Mit Bescheid vom 4. Juli 2003 lehnte das BfF die Vergütung der Vorsteuern ab. Zur Begründung führte das BfF aus, dass eine gültige Unternehmerbescheinigung fehle und streiterhebliche Fragen von der Klägerin trotz ausdrücklicher Anfrage nicht beantwortet worden seien.
Die Klägerin legte hiergegen Einspruch ein. Das Einspruchsverfahren verlief erfolglos.
Mit der gegen die Einspruchsentscheidung vom 12. Januar 2004 erhobenen Klage verfolgt die Klägerin ihr Begehren weiter. Zur Begründung trägt sie im Wesentlichen Folgendes vor:
Sie, die Klägerin, sei zum 1. August 2000 gemäß Art. 174/54 ff. des belgischen Gesellschaftsgesetzes ohne Auflösung in die A-C S.A. eingebracht worden, die danach unter dem Namen A-C-X N.V. firmiert habe. Nach der Einbringung habe sie neben der A-C-X N.V. rechtlich weiter bestanden.

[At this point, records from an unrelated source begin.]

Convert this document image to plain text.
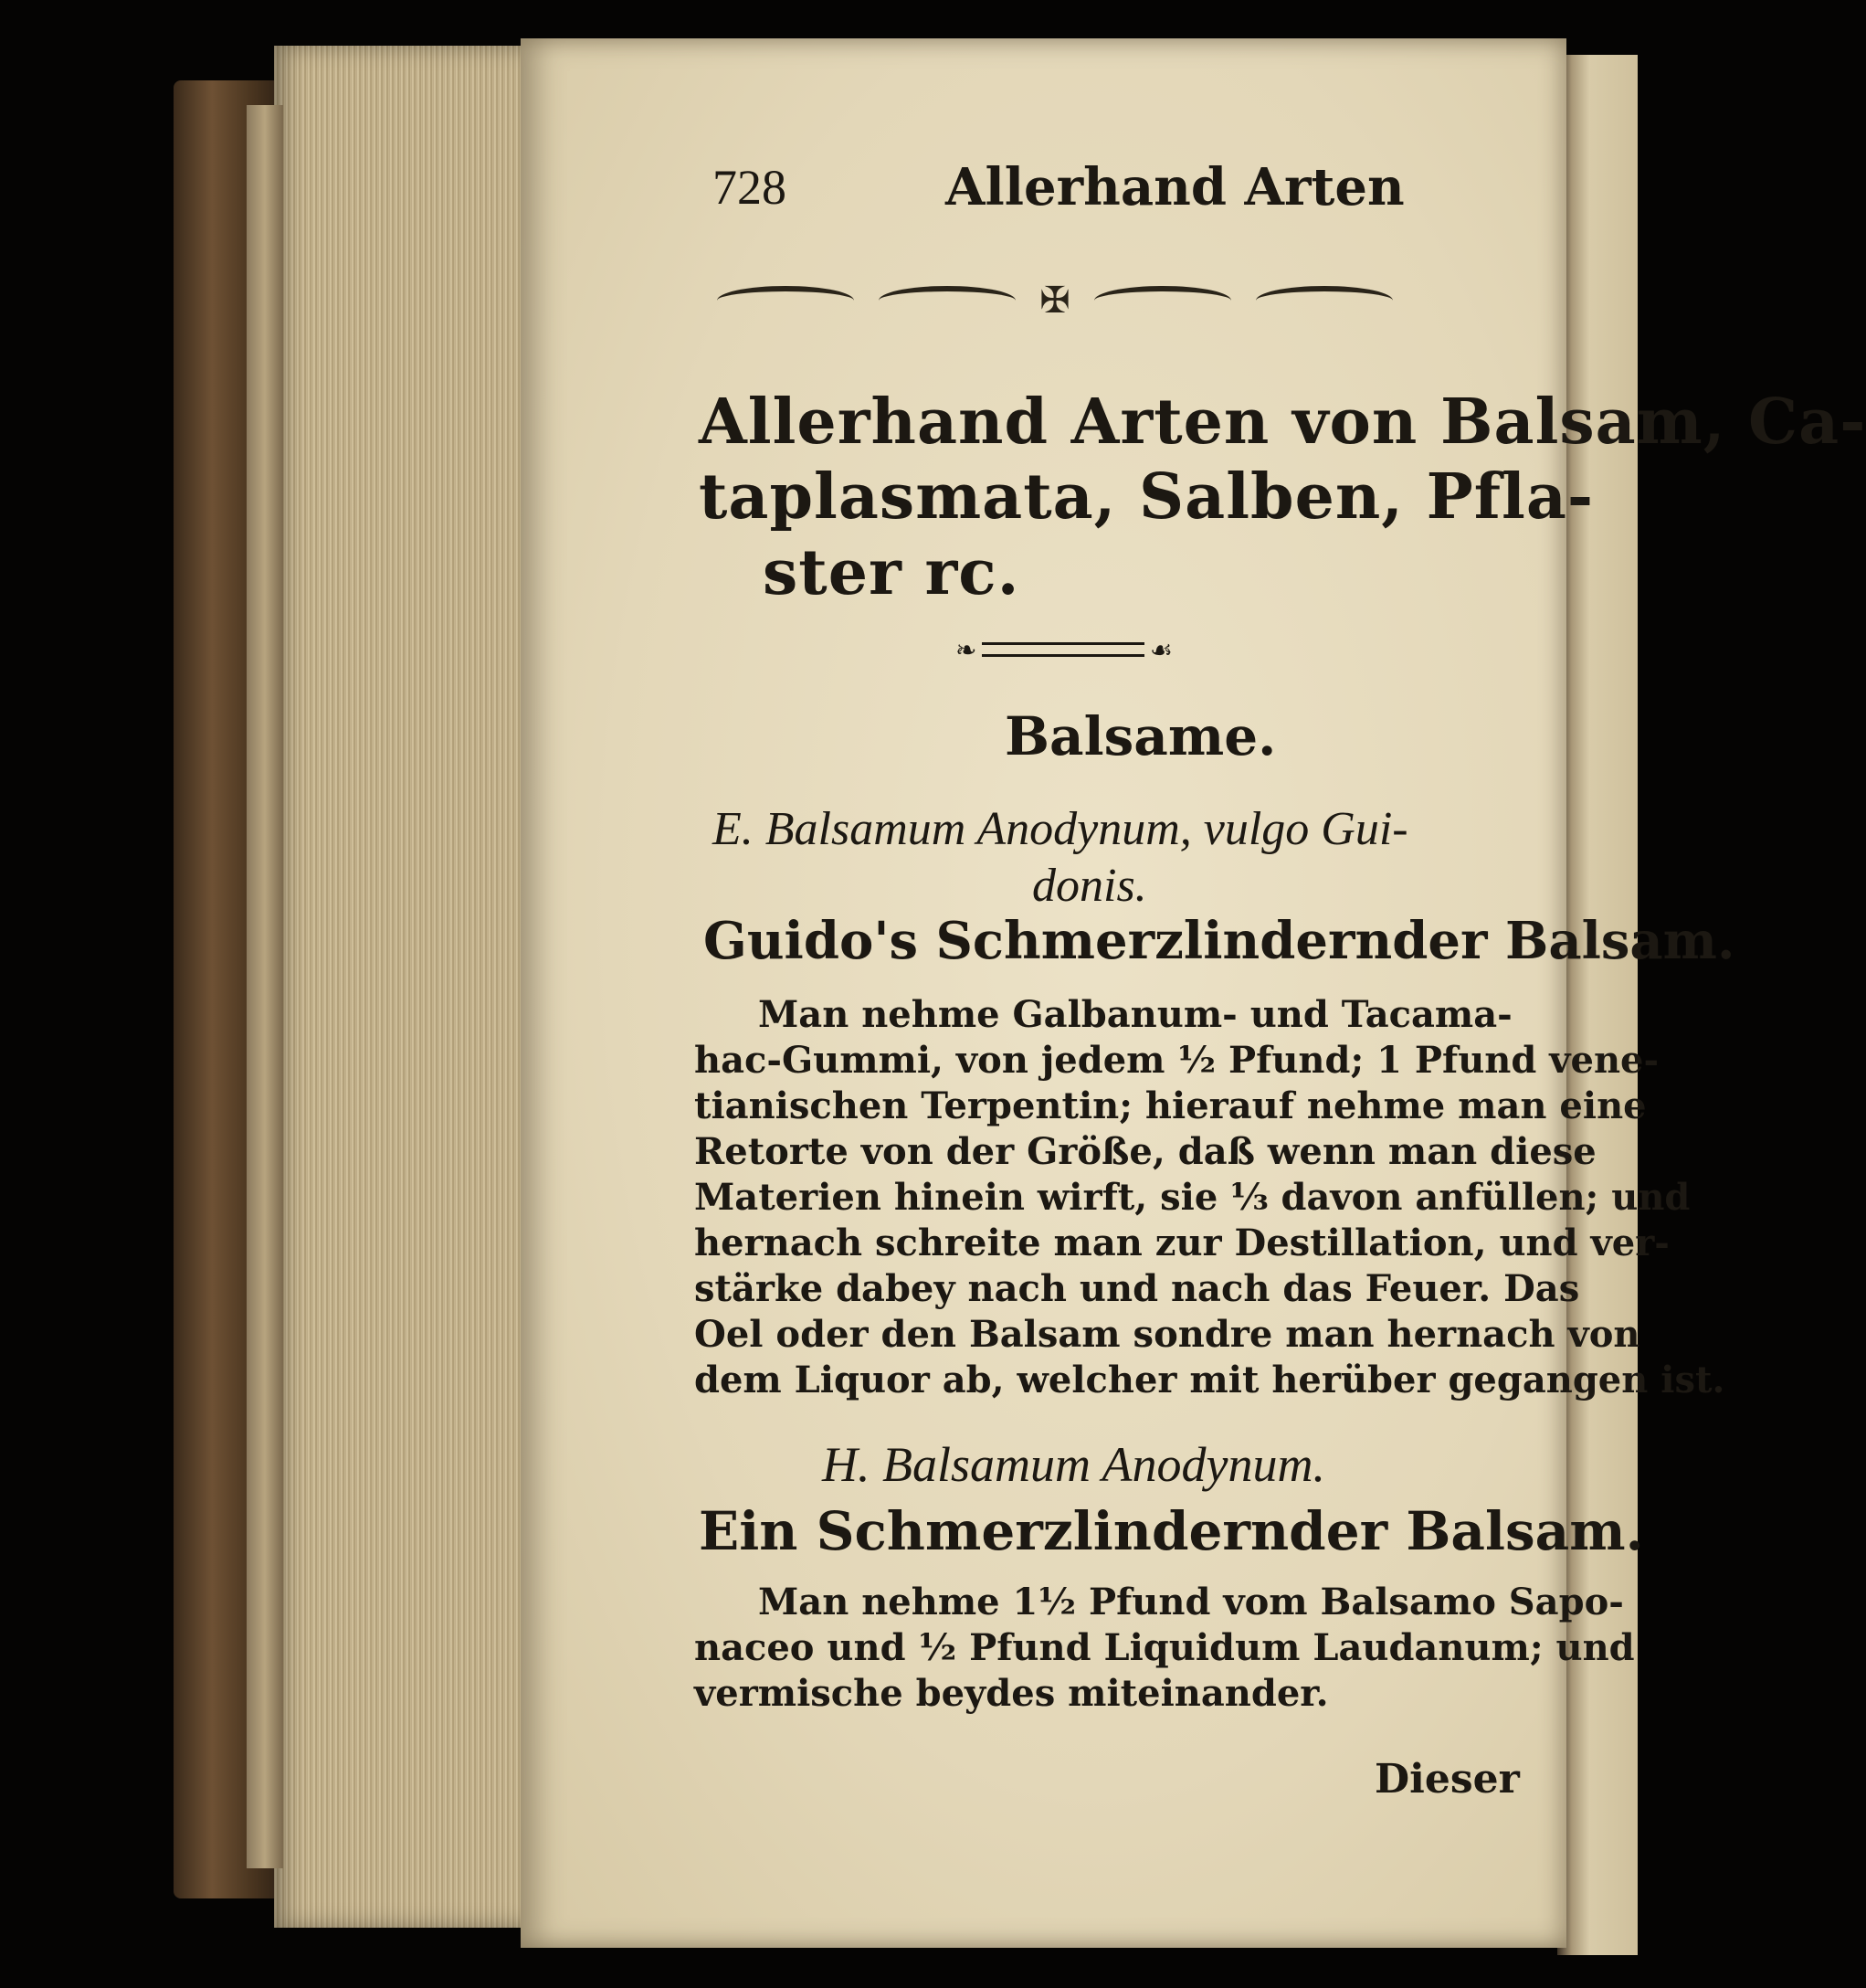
728	Allerhand Arten
✠
Allerhand Arten von Balsam, Ca-
taplasmata, Salben, Pfla-
ster rc.
❧	☙
Balsame.
E. Balsamum Anodynum, vulgo Gui-
donis.
Guido's Schmerzlindernder Balsam.
Man nehme Galbanum- und Tacama-
hac-Gummi, von jedem ½ Pfund; 1 Pfund vene-
tianischen Terpentin; hierauf nehme man eine
Retorte von der Größe, daß wenn man diese
Materien hinein wirft, sie ⅓ davon anfüllen; und
hernach schreite man zur Destillation, und ver-
stärke dabey nach und nach das Feuer. Das
Oel oder den Balsam sondre man hernach von
dem Liquor ab, welcher mit herüber gegangen ist.
H. Balsamum Anodynum.
Ein Schmerzlindernder Balsam.
Man nehme 1½ Pfund vom Balsamo Sapo-
naceo und ½ Pfund Liquidum Laudanum; und
vermische beydes miteinander.
Dieser
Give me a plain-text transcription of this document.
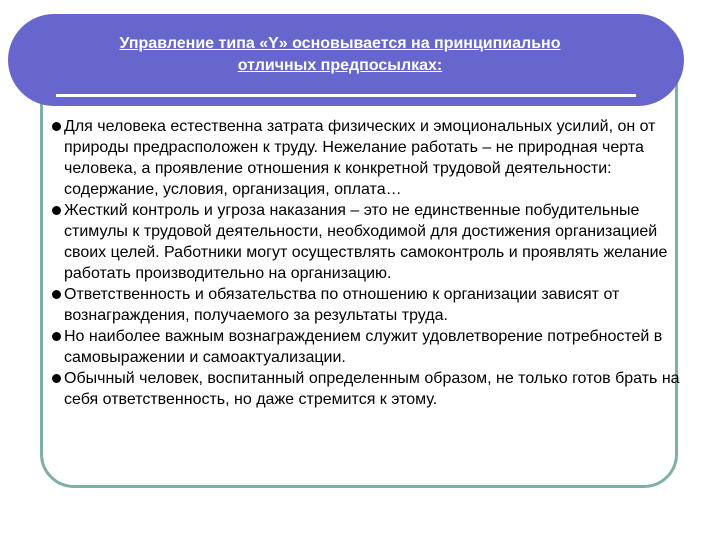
Управление типа «Y» основывается на принципиально
отличных предпосылках:

Для человека естественна затрата физических и эмоциональных усилий, он от природы предрасположен к труду. Нежелание работать – не природная черта человека, а проявление отношения к конкретной трудовой деятельности: содержание, условия, организация, оплата…

Жесткий контроль и угроза наказания – это не единственные побудительные стимулы к трудовой деятельности, необходимой для достижения организацией своих целей. Работники могут осуществлять самоконтроль и проявлять желание работать производительно на организацию.

Ответственность и обязательства по отношению к организации зависят от вознаграждения, получаемого за результаты труда.

Но наиболее важным вознаграждением служит удовлетворение потребностей в самовыражении и самоактуализации.

Обычный человек, воспитанный определенным образом, не только готов брать на себя ответственность, но даже стремится к этому.
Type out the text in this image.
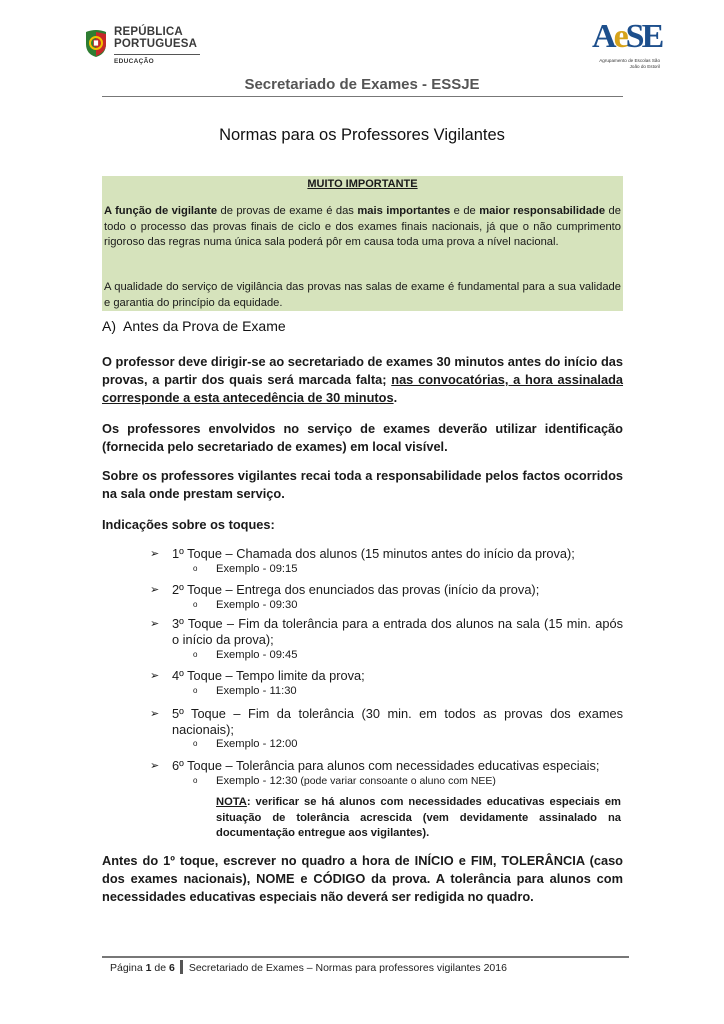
REPÚBLICA
PORTUGUESA
EDUCAÇÃO
AeSE
Agrupamento de Escolas São João do Estoril
Secretariado de Exames - ESSJE
Normas para os Professores Vigilantes
MUITO IMPORTANTE

A função de vigilante de provas de exame é das mais importantes e de maior responsabilidade de todo o processo das provas finais de ciclo e dos exames finais nacionais, já que o não cumprimento rigoroso das regras numa única sala poderá pôr em causa toda uma prova a nível nacional.

A qualidade do serviço de vigilância das provas nas salas de exame é fundamental para a sua validade e garantia do princípio da equidade.

A)  Antes da Prova de Exame

O professor deve dirigir-se ao secretariado de exames 30 minutos antes do início das provas, a partir dos quais será marcada falta; nas convocatórias, a hora assinalada corresponde a esta antecedência de 30 minutos.

Os professores envolvidos no serviço de exames deverão utilizar identificação (fornecida pelo secretariado de exames) em local visível.

Sobre os professores vigilantes recai toda a responsabilidade pelos factos ocorridos na sala onde prestam serviço.

Indicações sobre os toques:

➢ 1º Toque – Chamada dos alunos (15 minutos antes do início da prova);
o Exemplo - 09:15
➢ 2º Toque – Entrega dos enunciados das provas (início da prova);
o Exemplo - 09:30
➢ 3º Toque – Fim da tolerância para a entrada dos alunos na sala (15 min. após o início da prova);
o Exemplo - 09:45
➢ 4º Toque – Tempo limite da prova;
o Exemplo - 11:30
➢ 5º Toque – Fim da tolerância (30 min. em todos as provas dos exames nacionais);
o Exemplo - 12:00
➢ 6º Toque – Tolerância para alunos com necessidades educativas especiais;
o Exemplo - 12:30 (pode variar consoante o aluno com NEE)

NOTA: verificar se há alunos com necessidades educativas especiais em situação de tolerância acrescida (vem devidamente assinalado na documentação entregue aos vigilantes).

Antes do 1º toque, escrever no quadro a hora de INÍCIO e FIM, TOLERÂNCIA (caso dos exames nacionais), NOME e CÓDIGO da prova. A tolerância para alunos com necessidades educativas especiais não deverá ser redigida no quadro.

Página 1 de 6 Secretariado de Exames – Normas para professores vigilantes 2016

Der Vergütungsantrag sei eigenhändig i.S.d. § 18 Abs. 9 Satz 5 UStG unterschrieben worden. Der Vergütungsantrag trage die Unterschrift von Herrn R.M. Herr R.M. sei aufgrund einer vom Vorstand der Klägerin, Herrn K.P, am 1. März 2001 erteilten Vollmacht berechtigt gewesen, sämtliche Steuererklärungen und Vergütungsanträge zu unterzeichnen und einzureichen. Da Herr K.P., ebenso wie das zweite Vorstandsmitglied, Herr D.F., sein Amt ohne Vergütung ehrenamtlich ausgeübt habe, sei er im Tagesgeschäft, soweit ein solches für eine „ruhende” Gesellschaft überhaupt noch stattgefunden habe, nicht tätig gewesen. Aus diesem Grunde sei Herr R.M. als faktischer Geschäftsführer mit weitreichen Vollmachten ausgestattet worden, um die Angelegenheiten der Klägerin abzuwickeln.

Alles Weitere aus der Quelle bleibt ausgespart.